Internationaler Seegerichtshof: Staaten müssen die Ozean vor dem Klimawandel schützen. Das gilt auch für die Schweiz

Als Ozeanverantwortung Schweiz sind wir überzeugt, dass unter anderem der Umfang der maritimen Geschäftstätigkeit von Unternehmen mit Sitz in der Schweiz dazu führt, dass die Schweiz auch Verantwortung für die Ozeane übernehmen muss. Allerdings kann die offiziele Politik immer wieder sich davor drücken, indem sie die Verantwortung den Flaggenstaaten zuweist.

Im Mai hat nun der Internationale Seegerichtshof in Hamburg einstimmig festgestellt, dass alle Vertragsstaaten des UN-Seerechtsübereinkommen (SRÜ) verpflichtet sind, die Meeresverschmutzung durch den Klimawandel zu unterlassen. Die Schweiz ist seit 2009 Mitglied des SRÜ. Somit bezieht sich die Stellungnahme des Seegerichtshofs auch auf die Schweiz.

«Die Verpflichtung, nach Artikel 192 des Übereinkommens zum Schutz und zur Erhaltung der Meeresumwelt zu schützen und zu bewahren, hat einen weiten Geltungsbereich und umfasst jede Art von Schädigung oder Bedrohung der der Meeresumwelt», fasst das Gericht in der Pressemitteilung zusammen. «Nach dieser Bestimmung haben die Vertragsstaaten die besondere Verpflichtung, die Meeresumwelt vor den Auswirkungen des Klimawandels und der Versauerung der Meere zu schützen.»
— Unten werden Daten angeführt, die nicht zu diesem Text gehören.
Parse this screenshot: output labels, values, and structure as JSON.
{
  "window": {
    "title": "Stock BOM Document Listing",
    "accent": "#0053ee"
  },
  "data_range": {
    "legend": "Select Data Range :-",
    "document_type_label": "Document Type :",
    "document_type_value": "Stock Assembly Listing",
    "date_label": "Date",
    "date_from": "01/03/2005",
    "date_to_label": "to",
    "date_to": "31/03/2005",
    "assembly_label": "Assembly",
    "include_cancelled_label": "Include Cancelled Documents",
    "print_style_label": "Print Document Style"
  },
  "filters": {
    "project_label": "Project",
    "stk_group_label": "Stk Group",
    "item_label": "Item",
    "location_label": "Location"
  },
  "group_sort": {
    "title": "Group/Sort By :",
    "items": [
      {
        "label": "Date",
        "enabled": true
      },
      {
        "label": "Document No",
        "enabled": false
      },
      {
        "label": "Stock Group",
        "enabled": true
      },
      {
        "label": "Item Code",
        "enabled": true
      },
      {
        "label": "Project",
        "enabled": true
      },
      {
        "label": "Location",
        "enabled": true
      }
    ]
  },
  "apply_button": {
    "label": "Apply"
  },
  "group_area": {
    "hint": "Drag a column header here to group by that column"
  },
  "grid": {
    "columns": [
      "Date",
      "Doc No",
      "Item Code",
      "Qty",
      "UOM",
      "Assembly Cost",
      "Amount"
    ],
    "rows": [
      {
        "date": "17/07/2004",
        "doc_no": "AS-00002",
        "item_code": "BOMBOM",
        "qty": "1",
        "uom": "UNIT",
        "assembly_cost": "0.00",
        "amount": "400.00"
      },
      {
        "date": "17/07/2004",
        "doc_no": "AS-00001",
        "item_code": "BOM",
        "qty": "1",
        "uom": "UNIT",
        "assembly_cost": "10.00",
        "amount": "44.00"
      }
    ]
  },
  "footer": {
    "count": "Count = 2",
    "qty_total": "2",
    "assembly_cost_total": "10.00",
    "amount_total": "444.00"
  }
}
Dieses Übereinkommen zum Schutz und zur Erhaltung der Meeresumwelt ist Teil des UN-Seerechtsübereinkommen (SRÜ). «Nach Artikel 192 des Übereinkommens sind die Vertragsstaaten verpflichtet, den Risiken vorzubeugen, die sich aus Auswirkungen des Klimawandels und der Versauerung der Meere ergeben. Diese Verpflichtung ist eine Sorgfaltspflicht. Die Anforderungen an die Sorgfaltspflicht sind sehr hoch, angesichts des hohen Risikos einer schwerwiegenden und irreversiblen Schädigung der Meeresumwelt durch Auswirkungen des Klimawandels und der Versauerung der Meere. Nach Artikel 194 Absatz 5 des Übereinkommens haben die Vertragsstaaten die besondere Verpflichtung, seltene oder empfindliche Ökosysteme sowie den Lebensraum erschöpfter, bedrohter oder gefährdeter Arten und anderer Formen des marinen Lebens vor den Auswirkungen des Klimawandels und der Versauerung der Meere zu schützen und zu erhalten. Nach den Artikeln 61 und 119 des Übereinkommens sind die Vertragsstaaten insbesondere verpflichtet, die erforderlichen Massnahmen zu ergreifen, um die durch die Auswirkungen der Klimaänderungen und die Versauerung der Ozeane bedrohten lebenden Meeresschätze zu erhalten. Bei der Ergreifung solcher Massnahmen berücksichtigen die Vertragsstaaten unter anderem die besten verfügbaren wissenschaftlichen Erkenntnisse und die einschlägigen ökologischen und wirtschaftlichen Faktoren. Diese Verpflichtung erfordert die Anwendung des Vorsorgeprinzips und eines Ökosystemansatzes.»i

Was heisst das konkret?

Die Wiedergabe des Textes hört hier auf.